Tazminat Miktarları Nasıl Belirlenir?

Tanzimat tutarlarının belirlenmesi, davada mağdur konumunda olan kişinin durumuna göre hakim tarafından, dava görülmekte iken belirlenir. Trafik kazalarında ölen ile yaralanan kişilere ödenen tazminat miktarı aynı değildir. Aynı şekilde iş kazası geçiren veya iş kazasında ölen birinin alacağı tazminat tutarı da boşandıktan sonra eşler arasında alınan tutarla bir olmaz. 

Tazminat Davalarında Bilirkişi Raporu Önemli Midir?

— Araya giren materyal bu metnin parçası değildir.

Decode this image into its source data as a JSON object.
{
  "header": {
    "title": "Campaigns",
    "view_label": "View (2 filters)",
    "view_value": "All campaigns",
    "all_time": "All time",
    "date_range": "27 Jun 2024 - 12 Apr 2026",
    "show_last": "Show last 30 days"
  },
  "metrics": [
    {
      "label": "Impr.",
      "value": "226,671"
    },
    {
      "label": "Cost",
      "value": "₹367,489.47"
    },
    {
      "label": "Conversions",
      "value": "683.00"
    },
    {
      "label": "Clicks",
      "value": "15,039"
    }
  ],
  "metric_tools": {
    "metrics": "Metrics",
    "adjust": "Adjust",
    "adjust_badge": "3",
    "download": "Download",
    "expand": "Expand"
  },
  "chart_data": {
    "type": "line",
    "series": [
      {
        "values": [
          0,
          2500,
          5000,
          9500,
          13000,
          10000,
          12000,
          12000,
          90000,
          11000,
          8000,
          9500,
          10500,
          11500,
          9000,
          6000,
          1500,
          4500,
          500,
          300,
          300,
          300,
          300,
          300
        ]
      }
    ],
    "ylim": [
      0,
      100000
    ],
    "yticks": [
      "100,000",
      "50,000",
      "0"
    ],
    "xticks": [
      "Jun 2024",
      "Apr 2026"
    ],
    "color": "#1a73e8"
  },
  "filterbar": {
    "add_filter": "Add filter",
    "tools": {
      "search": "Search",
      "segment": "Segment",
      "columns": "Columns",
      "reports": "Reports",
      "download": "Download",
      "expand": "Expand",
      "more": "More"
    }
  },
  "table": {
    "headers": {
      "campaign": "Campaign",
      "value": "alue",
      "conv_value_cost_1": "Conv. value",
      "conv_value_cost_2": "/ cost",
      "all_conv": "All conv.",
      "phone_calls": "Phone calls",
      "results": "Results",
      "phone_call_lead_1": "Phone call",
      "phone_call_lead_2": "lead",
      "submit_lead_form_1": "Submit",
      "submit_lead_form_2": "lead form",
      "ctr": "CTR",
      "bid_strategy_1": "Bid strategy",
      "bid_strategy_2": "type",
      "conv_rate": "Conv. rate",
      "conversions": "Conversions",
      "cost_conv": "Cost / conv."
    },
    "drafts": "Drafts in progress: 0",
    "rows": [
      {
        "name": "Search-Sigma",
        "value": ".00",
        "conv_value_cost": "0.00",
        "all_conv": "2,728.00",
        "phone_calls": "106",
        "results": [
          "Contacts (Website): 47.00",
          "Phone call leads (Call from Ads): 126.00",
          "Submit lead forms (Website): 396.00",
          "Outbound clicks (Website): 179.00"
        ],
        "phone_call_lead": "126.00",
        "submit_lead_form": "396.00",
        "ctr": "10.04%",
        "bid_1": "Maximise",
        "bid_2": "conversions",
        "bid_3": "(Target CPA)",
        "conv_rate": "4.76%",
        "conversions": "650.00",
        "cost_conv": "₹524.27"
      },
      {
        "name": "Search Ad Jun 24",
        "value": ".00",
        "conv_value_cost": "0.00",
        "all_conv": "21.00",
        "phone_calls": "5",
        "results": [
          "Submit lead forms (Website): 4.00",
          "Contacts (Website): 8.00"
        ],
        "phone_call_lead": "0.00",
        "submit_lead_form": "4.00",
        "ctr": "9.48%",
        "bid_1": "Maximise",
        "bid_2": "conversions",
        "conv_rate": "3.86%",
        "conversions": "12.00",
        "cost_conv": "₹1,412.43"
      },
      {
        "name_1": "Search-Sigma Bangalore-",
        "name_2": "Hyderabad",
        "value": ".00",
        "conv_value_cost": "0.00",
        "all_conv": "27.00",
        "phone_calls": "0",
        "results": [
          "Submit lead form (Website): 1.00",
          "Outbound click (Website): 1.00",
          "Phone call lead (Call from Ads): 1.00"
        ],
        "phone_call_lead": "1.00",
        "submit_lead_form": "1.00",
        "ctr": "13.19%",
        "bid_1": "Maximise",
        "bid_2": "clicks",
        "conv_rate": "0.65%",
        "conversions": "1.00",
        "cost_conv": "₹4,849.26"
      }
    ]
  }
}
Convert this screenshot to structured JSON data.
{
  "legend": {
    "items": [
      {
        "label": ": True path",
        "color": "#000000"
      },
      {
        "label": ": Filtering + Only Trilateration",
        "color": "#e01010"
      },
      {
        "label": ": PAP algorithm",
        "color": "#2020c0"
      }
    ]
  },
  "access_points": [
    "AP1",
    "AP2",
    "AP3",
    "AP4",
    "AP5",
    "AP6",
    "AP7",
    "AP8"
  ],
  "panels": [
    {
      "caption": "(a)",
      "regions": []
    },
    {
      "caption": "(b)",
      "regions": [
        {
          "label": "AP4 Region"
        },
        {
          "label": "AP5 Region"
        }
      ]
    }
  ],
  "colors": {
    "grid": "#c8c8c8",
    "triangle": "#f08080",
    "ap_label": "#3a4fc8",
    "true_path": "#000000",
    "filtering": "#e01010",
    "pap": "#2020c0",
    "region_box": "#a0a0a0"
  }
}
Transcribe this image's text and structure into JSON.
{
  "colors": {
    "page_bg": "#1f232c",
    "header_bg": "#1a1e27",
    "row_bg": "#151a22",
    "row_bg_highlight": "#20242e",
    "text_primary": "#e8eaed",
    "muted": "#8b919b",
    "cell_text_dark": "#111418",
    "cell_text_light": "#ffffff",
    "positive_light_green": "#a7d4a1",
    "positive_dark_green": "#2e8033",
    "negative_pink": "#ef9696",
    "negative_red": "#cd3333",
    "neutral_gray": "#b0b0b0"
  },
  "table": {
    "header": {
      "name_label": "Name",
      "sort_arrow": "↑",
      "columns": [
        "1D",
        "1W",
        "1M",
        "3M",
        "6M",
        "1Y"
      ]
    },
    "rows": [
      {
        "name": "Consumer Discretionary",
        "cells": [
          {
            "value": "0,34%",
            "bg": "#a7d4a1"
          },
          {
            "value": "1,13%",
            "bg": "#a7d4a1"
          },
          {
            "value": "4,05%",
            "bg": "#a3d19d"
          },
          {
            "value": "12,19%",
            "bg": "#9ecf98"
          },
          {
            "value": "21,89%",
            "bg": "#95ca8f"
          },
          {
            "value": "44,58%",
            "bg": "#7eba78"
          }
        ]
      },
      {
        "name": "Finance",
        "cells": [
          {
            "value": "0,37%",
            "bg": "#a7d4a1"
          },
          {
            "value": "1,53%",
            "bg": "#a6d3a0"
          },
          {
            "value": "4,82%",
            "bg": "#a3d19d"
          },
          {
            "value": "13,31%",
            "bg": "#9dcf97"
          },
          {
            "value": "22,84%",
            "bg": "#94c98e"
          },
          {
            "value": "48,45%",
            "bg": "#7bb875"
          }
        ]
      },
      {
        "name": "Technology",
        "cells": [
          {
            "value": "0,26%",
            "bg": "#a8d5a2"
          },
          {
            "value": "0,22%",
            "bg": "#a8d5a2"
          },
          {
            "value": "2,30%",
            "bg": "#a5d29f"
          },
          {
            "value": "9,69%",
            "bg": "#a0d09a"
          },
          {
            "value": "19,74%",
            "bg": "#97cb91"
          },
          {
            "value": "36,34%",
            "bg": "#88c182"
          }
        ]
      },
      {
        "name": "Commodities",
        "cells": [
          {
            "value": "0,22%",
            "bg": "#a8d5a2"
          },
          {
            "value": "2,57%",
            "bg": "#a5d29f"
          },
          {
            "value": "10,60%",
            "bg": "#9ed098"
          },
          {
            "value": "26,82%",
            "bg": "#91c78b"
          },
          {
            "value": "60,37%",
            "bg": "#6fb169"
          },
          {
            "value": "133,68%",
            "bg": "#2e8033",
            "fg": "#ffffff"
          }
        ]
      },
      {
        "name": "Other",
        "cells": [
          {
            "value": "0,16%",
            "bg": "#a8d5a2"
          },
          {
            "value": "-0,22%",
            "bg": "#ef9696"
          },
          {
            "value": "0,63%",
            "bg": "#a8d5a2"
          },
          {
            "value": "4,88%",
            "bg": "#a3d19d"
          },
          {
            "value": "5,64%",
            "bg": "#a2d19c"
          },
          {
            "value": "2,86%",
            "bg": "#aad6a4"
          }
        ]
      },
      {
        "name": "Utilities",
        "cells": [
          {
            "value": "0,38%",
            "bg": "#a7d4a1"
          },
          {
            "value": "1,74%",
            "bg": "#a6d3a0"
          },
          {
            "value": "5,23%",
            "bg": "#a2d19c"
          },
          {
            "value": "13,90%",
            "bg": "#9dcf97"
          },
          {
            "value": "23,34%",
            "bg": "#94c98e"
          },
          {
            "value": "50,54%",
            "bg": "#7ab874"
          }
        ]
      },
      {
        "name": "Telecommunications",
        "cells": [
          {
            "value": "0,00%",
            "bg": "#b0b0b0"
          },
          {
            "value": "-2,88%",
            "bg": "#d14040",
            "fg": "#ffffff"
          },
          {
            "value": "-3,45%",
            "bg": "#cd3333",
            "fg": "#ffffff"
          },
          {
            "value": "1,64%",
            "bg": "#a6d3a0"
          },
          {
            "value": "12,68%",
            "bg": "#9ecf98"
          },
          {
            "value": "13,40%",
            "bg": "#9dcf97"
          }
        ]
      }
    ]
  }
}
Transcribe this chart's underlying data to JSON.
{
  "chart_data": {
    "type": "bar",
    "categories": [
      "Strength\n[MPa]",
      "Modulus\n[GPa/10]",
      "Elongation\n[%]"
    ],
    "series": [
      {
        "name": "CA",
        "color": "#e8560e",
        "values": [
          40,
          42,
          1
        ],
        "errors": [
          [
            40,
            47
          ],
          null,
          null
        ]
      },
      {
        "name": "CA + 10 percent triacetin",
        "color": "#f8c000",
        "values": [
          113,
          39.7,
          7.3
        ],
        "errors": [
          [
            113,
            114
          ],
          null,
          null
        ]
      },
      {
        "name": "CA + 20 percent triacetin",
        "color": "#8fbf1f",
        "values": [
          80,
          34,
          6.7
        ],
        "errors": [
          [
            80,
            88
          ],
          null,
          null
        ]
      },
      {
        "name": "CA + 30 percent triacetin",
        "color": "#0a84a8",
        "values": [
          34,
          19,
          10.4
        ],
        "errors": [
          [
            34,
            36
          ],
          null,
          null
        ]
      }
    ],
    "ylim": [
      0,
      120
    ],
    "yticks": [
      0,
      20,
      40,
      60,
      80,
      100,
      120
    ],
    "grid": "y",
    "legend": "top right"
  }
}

Bilirkişi raporu, Tazminat davalarında önemlidir. Bilirkişiler, dayanılacak delilleri kontrol ederek onaylarlar. Özellikle trafik kazaları gibi hasar alınması üzerine açılan davalarda delillerin olması hem hakimin doğru karar vermesini destekler hem de hak kaybının önüne geçilmesi açısından önemlidir. Bazı hakimler de, bilirkişi tarafından raporlanmamış delilleri delil saymaz. Delil gösterilmeyen tazminat davaları genellikle görülmez ve üzeri kapanır. İş ve Ceza Hukukları çerçevesinde böyle bir durumun yaşanması etik değildir. Bilirkişi tarafından bakılmayan veya onaylanmayan davalar, vazgeçilmiş sayılmaları nedeniyle görülmez. Bu durumlarda da hak yeme durumu vardır. Bu sebeple de tüm davaların görülmesinden önce, avukatlara bilirkişi için danışılması daha doğrudur.